Many things that happen on Wall Street and in London’s financial
district are “socially useless,” says Lord Adair Turner,
chairman of Britain’s Financial Services Authority
 Thomas Jefferson said in 1802:
"I believe that banking institutions are more dangerous to our liberties than standing armies. If the American people ever allow private banks to control the issue of their currency, first by inflation, then by deflation, the banks and corporations that will grow up around the banks will deprive the people of all property - until their children wake-up homeless on the continent their fathers conquered."

"The financial industry grew rapidly, as did the sums of money with which its players speculated on the prices of stocks, commodities and government bonds. The products they developed to turn money into even more money became more and more complex. At the same time, the risks they were willing to accept became incalculable.
The sector’s high salaries tend to attract the best and brightest university graduates. The members of this youthful elite don’t devise new products that make people’s lives better, nor do they found new companies that further progress. Instead, these young financial wizards invest a great deal of money and effort to develop sophisticated financial products, the sole purpose of which is to generate more profit for both their employers and, ultimately, for themselves — sometimes at the expense of other market players or even their customers.
Many things that happen on Wall Street and in London’s financial district are 'socially useless,' says Lord Adair Turner, chairman of Britain’s Financial Services Authority (FSA). The values that are created there are often not real or of any use to society, Turner adds."
If 80% of the world lives in poverty, then by analysis, that's the 'norm'.  The wealthy are abnormal, anomalous, and perhaps even cancerous tumors in the world.  Their contribution appears to be progressively less relevant and more destructive as the years pass.  It's been that way for centuries; wealth cultivates its own interests at the expense (on the backs) of others.   

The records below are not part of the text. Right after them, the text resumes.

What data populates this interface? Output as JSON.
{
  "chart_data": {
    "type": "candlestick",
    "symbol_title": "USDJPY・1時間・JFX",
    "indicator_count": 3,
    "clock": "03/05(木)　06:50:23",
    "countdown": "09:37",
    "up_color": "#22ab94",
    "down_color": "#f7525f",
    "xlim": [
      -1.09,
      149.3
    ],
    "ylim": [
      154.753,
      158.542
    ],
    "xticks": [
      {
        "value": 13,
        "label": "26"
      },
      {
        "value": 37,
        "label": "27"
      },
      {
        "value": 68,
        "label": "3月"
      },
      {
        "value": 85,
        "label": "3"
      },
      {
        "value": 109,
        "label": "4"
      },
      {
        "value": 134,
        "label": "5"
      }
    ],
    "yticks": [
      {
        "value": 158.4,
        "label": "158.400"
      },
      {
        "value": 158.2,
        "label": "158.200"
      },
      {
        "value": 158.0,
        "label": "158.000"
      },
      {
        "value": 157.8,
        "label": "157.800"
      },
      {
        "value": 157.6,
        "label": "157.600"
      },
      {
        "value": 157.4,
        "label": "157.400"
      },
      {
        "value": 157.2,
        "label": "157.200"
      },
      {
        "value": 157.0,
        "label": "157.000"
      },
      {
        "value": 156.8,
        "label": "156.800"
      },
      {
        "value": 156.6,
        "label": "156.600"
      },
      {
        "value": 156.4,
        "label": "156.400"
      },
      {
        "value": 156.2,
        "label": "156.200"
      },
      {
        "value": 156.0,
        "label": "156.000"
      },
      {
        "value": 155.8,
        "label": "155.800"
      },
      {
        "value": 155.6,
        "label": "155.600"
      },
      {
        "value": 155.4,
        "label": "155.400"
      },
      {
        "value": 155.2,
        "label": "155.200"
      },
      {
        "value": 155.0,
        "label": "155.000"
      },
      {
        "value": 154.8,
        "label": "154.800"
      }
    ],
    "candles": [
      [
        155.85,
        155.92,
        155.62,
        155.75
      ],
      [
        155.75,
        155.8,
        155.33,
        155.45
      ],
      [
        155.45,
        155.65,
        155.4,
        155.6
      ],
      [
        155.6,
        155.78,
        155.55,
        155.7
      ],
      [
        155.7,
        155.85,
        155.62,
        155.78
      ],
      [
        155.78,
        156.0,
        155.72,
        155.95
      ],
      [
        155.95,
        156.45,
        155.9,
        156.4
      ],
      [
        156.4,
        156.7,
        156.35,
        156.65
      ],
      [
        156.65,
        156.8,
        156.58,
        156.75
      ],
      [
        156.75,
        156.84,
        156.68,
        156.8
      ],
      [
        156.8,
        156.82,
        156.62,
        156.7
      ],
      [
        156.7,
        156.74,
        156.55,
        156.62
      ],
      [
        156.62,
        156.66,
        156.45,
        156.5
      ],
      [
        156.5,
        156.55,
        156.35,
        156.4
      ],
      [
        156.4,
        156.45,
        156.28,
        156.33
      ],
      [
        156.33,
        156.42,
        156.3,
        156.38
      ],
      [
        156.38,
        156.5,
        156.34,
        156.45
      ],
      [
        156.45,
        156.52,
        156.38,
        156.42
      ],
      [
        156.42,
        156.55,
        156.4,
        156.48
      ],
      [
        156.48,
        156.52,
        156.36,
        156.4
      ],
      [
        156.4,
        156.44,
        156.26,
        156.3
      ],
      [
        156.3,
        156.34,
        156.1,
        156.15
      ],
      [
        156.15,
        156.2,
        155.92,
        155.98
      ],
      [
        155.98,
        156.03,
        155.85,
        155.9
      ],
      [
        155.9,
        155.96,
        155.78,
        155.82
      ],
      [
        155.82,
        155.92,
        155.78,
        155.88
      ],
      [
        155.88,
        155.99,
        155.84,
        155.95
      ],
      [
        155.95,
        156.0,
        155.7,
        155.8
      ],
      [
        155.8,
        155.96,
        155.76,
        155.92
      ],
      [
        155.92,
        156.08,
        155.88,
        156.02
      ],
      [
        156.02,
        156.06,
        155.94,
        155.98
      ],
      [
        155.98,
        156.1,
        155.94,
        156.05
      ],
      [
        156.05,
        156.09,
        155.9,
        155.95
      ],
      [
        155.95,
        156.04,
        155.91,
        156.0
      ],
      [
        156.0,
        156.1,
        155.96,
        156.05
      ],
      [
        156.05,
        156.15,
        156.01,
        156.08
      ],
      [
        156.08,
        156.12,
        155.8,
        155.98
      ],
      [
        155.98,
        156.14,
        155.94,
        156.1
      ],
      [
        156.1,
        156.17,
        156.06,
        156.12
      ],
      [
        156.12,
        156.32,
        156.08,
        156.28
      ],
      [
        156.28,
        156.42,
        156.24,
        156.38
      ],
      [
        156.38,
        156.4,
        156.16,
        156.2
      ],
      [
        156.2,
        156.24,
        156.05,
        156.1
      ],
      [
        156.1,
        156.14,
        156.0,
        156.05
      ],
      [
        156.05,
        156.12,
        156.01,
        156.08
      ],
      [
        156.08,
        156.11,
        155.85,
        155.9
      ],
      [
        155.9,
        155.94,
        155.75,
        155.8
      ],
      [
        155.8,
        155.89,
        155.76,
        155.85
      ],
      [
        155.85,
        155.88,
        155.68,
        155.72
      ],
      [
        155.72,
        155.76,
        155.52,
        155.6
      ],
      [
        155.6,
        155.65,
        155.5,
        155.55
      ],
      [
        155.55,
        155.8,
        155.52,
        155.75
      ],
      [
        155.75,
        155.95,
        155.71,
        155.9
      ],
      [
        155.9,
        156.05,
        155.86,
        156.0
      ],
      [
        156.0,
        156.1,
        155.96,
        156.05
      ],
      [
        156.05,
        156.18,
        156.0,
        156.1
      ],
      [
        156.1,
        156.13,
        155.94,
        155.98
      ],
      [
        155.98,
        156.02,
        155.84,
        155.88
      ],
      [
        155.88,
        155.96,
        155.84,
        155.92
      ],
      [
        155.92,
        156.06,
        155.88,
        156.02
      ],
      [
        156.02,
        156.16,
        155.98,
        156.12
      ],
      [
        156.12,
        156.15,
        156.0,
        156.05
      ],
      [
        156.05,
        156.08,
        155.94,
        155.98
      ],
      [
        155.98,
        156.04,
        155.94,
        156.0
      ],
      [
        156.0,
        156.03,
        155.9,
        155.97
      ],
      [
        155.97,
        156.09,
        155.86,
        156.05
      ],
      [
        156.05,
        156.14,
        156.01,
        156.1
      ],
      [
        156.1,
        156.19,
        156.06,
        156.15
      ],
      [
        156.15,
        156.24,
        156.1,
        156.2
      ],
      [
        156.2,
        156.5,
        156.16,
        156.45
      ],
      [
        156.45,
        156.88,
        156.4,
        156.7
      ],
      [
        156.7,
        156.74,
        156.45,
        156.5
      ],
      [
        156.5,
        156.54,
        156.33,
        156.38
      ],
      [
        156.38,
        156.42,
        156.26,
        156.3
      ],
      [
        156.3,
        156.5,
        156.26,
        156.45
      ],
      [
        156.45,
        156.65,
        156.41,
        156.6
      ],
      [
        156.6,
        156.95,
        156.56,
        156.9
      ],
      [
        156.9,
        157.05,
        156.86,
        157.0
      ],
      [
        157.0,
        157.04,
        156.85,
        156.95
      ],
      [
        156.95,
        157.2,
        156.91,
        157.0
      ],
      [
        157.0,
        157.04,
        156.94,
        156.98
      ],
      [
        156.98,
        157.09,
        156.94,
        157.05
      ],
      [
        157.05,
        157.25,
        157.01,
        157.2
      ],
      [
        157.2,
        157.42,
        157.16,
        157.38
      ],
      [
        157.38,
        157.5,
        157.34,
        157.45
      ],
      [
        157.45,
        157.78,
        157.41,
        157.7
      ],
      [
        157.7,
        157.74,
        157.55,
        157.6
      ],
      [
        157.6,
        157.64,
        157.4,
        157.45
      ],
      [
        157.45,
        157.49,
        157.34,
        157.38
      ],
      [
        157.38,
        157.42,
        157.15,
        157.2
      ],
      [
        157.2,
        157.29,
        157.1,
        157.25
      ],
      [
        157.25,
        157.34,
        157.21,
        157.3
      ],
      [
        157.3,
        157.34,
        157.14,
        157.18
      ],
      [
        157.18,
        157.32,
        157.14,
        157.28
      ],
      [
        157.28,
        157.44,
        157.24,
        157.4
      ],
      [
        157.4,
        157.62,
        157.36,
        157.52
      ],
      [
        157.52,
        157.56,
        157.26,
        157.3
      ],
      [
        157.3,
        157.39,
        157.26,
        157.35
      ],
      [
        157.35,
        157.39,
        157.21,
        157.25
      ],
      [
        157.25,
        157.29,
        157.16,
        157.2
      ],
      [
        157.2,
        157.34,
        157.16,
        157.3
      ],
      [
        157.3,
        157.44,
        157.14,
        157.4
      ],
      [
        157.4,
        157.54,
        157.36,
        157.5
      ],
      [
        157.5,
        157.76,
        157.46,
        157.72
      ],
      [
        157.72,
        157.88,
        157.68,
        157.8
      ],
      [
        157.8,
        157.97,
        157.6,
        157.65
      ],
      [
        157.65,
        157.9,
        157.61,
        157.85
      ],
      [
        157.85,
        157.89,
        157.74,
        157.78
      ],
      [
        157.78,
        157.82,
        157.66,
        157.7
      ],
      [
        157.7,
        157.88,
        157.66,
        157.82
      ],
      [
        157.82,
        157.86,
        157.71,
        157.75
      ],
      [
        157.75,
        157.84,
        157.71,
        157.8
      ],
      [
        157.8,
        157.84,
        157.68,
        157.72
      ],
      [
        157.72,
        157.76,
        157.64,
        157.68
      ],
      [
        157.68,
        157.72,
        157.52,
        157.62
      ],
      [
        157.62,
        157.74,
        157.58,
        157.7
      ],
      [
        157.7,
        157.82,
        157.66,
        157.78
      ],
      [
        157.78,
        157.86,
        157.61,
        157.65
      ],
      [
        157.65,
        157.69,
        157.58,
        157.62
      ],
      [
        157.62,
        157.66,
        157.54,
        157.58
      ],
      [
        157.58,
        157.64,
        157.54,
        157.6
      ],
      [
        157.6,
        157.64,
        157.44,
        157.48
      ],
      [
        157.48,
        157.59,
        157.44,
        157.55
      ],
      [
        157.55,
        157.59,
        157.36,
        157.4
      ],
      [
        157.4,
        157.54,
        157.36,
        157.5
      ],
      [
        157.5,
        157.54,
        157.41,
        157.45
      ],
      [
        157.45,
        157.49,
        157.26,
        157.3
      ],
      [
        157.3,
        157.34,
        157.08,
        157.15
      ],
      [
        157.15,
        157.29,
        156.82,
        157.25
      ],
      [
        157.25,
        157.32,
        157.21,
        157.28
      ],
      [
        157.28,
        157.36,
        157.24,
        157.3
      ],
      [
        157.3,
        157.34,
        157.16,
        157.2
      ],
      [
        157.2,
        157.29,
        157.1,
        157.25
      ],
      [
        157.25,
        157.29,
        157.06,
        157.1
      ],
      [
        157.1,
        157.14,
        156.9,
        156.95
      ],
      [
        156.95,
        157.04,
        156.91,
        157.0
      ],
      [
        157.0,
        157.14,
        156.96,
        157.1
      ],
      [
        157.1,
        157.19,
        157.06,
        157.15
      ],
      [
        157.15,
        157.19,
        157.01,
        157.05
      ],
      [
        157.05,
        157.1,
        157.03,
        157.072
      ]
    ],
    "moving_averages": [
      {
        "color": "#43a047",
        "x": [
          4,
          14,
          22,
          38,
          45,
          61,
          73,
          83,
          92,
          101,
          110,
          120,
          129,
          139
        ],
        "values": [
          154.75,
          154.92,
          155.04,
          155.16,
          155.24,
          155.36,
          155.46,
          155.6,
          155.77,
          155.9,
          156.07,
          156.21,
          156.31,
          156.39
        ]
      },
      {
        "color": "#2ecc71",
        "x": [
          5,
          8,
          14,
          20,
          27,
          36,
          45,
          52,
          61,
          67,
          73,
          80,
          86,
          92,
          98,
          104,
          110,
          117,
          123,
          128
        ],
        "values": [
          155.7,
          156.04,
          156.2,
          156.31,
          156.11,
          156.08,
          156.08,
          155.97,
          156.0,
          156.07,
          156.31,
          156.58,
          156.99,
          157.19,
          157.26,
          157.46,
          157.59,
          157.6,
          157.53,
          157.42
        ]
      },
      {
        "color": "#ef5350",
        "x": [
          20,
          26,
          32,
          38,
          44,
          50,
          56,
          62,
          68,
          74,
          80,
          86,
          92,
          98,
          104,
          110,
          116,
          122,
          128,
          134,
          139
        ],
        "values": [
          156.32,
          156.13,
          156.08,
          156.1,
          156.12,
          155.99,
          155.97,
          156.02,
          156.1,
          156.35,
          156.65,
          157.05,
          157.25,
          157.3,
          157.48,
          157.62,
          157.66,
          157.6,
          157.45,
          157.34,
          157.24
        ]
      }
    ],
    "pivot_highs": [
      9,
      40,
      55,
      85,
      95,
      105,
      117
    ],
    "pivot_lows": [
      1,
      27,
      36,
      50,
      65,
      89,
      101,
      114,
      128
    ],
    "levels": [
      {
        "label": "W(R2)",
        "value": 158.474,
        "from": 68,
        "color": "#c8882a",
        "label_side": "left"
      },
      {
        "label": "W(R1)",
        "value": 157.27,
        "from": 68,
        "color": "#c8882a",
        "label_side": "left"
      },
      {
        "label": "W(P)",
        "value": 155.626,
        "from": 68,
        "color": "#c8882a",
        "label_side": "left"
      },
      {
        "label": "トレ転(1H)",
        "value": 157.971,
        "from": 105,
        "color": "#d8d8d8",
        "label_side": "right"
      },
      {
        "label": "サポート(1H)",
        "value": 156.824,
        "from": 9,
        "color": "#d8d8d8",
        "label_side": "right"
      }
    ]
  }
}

Is our view of the world perhaps upside down?  Are the wealthy in fact the abnormal?  Are they like most of the financial industry?  Socially useless? Just criminals, destructive to all 'normal' folks?  Perhaps so with just a few exceptions like Gates and Gutenberg and the innovators that create great jobs and products.

We'll adjust and adapt of course, but by what path?

Interesting prospects, most of which are volatile, and as usual the poor (normal folks) will carry the bulk of the burden. 

“The gains from economic growth in 2011 were quite unevenly shared as household income fell in the middle and rose at the top,” Robert Greenstein, president of the Center on Budget and Policy Priorities in Washington, said on a conference call with reporters.
Average incomes fell for the bottom 80 percent of earners and rose for the top 20 percent, highlighting the need for “those at the top to share” as the nation looks to reduce its budget deficit, Greenstein said.
An ethical economy would make a place for all who were willing to work and contribute, would it not?

The only way for a small group of people to become obscenely rich is for huge masses of others to be kept quite poor.